Want good grades? Write with your hands
Livni argues you should write notes instead. Source: Shutterstock

Handwriting has cognitive effects that will help you in your studies, writer and lawyer Ephrat Livni argues in a Quartz article – so much so it is the simplest yet most powerful tool a student can have in their arsenal.

Livni quotes a few researches that back her arguments – adult students who write their notes by hand retain memory longer than those who type (Princeton University study published in Psychological Science, 2014) and with handwriting, children are writing more, faster and churning out more ideas (Berninger, V, Handwriting in the 21st Century?: An Educational Summit, 2012).

Livni writes:

“Writing demands more intellectual engagement, which seems to pay off substantively.”

Compared to typing, which requires the same gesture all the time, handwriting makes the writer come up with different strokes each time. These varied strokes are said to help make notes stick better in the writer’s mind.

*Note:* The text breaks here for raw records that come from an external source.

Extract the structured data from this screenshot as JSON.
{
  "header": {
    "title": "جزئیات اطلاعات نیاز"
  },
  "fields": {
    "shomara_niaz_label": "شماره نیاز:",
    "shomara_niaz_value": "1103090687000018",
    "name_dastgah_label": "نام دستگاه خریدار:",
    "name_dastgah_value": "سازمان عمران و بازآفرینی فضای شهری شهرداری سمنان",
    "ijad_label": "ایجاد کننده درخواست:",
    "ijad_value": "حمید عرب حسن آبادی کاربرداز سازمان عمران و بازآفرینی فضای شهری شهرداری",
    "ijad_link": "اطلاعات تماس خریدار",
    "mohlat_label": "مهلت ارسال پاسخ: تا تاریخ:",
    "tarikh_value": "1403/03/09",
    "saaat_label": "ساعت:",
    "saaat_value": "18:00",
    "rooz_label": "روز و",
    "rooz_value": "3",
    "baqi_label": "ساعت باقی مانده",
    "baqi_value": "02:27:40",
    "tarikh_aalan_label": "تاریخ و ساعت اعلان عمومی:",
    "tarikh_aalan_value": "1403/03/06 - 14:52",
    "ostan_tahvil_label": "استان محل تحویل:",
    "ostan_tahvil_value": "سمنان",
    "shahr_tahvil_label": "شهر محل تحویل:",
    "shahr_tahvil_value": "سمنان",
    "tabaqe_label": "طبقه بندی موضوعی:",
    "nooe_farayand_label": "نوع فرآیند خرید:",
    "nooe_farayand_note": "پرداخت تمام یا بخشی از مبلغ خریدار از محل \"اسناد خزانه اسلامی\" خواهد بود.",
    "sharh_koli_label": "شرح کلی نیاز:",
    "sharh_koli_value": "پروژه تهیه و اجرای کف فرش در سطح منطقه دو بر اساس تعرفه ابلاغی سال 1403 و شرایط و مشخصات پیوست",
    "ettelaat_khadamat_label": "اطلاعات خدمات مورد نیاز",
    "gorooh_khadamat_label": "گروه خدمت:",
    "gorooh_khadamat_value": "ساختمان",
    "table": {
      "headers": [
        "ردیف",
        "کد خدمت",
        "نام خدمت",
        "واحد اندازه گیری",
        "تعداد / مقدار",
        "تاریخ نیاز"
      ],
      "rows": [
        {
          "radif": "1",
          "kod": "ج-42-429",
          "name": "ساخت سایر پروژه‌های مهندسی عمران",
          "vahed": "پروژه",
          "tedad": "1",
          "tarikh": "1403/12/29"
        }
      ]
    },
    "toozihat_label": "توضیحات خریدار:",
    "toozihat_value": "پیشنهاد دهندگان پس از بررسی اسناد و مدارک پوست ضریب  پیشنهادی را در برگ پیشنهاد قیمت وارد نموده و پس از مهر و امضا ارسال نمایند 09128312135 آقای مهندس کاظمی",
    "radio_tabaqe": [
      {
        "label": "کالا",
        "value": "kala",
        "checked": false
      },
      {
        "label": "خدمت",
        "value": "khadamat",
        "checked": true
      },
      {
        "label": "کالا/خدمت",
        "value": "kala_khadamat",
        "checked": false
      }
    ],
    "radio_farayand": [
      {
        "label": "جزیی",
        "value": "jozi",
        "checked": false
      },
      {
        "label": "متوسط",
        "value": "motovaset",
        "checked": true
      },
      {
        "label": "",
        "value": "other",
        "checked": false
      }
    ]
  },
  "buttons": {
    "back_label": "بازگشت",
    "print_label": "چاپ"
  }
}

There is also a strong relationship between how fluently one hand-writes and the quality of the written composition, according to Research Associate Anabela Malpique and lecturer and ARC DECRA Fellow Deborah Pino-Pasternak, both from Murdoch University’s School of Education.

“The ability to write quickly and effortlessly allows children to focus on translating ideas into writing, thinking about what they want to say about the topic at hand,” the duo said in an article for The Conversation.

US schools are reinstating the lost art of cursive writing back into their curriculum. When proposing a Bill to make cursive mandatory, Tennessee state legislator Sheila Butt held a copy of the US Declaration of Independence and the Bill of Rights in their original handwritten form, according to Chalkbeat.

“I’m thankful I can read that…and I believe if we’re going to educate our students, that they deserve a right to know what’s in their past,” Butt said.

“They need to know the traditions and the founding documents of this country and they need to be able to read those.”

Livni says she owes her success to writing,

“Later, I used the trick to learn other languages, study the law, pass two state bar examinations, and face difficult information every day at work. All this with scribbled lists, booklets, and endless notes,” Livni wrote.

“It’s easy. If I take time and put pen to paper, my mind sorts the puzzle out for me.”